The time was no more than three in the afternoon. For want of more clues to follow up in relation to Leonard Schelderup, I turned to the questions Patricia had given me regarding his father.
Finding Magdalon Schelderup’s doctor proved to be as simple as finding his telephone number. I was given both in a two-minute telephone conversation with Sandra Schelderup. Getting through to the doctor was, however, not so easy. To begin with, the telephone was engaged for ten minutes, but the problems began in earnest when someone finally answered. It took me five minutes at least to convince the super-pedant of a nurse that I really was a detective inspector. Then it took a further ten minutes to persuade her that a murder investigation had to take precedence over a consultation with a patient, even when the patient was over forty-five and had a blood pressure that was several per cent more than average.
The doctor himself was a pleasant surprise when he finally came on the line. He was so unbureaucratic and informative with his answers that I almost made up for the time lost on the engaged signal and the pedant nurse. Yes, he had been Magdalon Schelderup’s personal doctor for many years, twenty-one to be precise. Yes, Schelderup had been in generally good shape both physically and mentally. Yes, something dramatic had happened to his health a year ago. Again, to be precise, on 8 July 1968.

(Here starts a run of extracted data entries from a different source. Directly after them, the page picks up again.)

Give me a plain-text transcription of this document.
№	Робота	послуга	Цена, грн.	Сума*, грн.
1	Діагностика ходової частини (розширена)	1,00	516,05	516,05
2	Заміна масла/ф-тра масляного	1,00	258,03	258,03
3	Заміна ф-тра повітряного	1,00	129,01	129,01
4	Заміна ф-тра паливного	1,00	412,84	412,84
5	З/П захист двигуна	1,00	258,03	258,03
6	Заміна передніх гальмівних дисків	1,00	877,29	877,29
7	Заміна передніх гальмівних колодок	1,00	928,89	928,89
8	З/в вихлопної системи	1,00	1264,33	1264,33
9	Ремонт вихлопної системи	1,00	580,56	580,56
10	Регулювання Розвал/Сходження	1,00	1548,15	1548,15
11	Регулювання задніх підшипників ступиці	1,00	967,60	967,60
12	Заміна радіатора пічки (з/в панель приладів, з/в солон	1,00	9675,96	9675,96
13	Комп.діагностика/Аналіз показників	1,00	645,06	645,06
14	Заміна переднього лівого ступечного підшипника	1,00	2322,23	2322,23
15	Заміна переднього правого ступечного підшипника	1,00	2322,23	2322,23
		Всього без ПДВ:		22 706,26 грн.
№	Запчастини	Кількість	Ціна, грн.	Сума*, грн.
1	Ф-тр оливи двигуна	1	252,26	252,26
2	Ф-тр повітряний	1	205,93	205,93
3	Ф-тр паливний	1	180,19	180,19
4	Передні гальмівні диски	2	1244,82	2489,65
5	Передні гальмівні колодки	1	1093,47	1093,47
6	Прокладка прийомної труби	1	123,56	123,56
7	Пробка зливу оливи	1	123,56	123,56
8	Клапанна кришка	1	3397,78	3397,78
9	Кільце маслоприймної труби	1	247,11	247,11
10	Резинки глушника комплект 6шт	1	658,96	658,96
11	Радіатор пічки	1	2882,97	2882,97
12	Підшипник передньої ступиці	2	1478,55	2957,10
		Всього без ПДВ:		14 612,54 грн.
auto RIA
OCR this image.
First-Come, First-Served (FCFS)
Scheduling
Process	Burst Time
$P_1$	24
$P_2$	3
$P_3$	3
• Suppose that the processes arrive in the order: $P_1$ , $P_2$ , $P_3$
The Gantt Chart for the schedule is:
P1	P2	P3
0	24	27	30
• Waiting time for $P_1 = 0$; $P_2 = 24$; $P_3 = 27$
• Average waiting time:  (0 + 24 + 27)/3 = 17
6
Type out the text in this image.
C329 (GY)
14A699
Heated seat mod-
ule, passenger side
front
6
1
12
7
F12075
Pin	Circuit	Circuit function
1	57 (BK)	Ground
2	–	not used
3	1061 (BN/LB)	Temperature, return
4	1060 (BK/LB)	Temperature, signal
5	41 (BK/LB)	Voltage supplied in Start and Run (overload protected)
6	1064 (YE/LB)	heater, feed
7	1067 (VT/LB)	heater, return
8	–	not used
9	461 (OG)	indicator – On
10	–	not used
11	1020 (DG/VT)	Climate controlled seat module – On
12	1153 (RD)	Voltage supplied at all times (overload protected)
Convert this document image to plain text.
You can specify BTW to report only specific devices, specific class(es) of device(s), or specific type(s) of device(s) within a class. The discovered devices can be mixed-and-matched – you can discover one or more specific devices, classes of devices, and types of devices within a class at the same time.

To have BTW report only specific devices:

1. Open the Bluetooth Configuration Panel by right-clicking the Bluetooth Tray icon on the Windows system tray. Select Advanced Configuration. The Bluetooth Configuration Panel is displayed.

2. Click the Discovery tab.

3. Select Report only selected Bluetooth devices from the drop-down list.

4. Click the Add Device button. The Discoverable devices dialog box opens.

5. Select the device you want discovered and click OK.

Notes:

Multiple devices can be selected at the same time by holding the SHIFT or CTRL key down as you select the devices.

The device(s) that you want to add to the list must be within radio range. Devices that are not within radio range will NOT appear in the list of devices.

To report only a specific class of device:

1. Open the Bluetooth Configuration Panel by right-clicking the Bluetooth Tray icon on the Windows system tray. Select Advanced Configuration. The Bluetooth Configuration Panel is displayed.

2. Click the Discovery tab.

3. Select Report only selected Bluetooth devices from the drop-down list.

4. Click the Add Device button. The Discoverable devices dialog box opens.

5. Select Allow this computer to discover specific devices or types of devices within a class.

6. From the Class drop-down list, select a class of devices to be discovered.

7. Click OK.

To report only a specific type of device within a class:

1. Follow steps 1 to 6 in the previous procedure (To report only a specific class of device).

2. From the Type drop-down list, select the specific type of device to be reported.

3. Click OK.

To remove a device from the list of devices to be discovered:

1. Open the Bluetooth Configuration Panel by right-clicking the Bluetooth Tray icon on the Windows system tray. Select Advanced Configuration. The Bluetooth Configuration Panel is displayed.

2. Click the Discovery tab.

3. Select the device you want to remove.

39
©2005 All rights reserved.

The doctor had noted the date partly because it was his best-known patient, and partly because it was the first time he had experienced a patient having a heart attack in his waiting room. The nurse had called the doctor when she discovered Schelderup sitting almost lifeless with his eyes closed on a chair in the waiting room, mumbling incomprehensible words. He had been treated quickly and the situation had not been life-threatening. At his own wish, Schelderup had gone home after only a few hours in hospital. The heart attack had, however, revealed serious heart disease which meant that Schelderup was not likely to live much more than two or three years longer, with the risk of a new and more serious heart attack within the next twelve to sixteen months.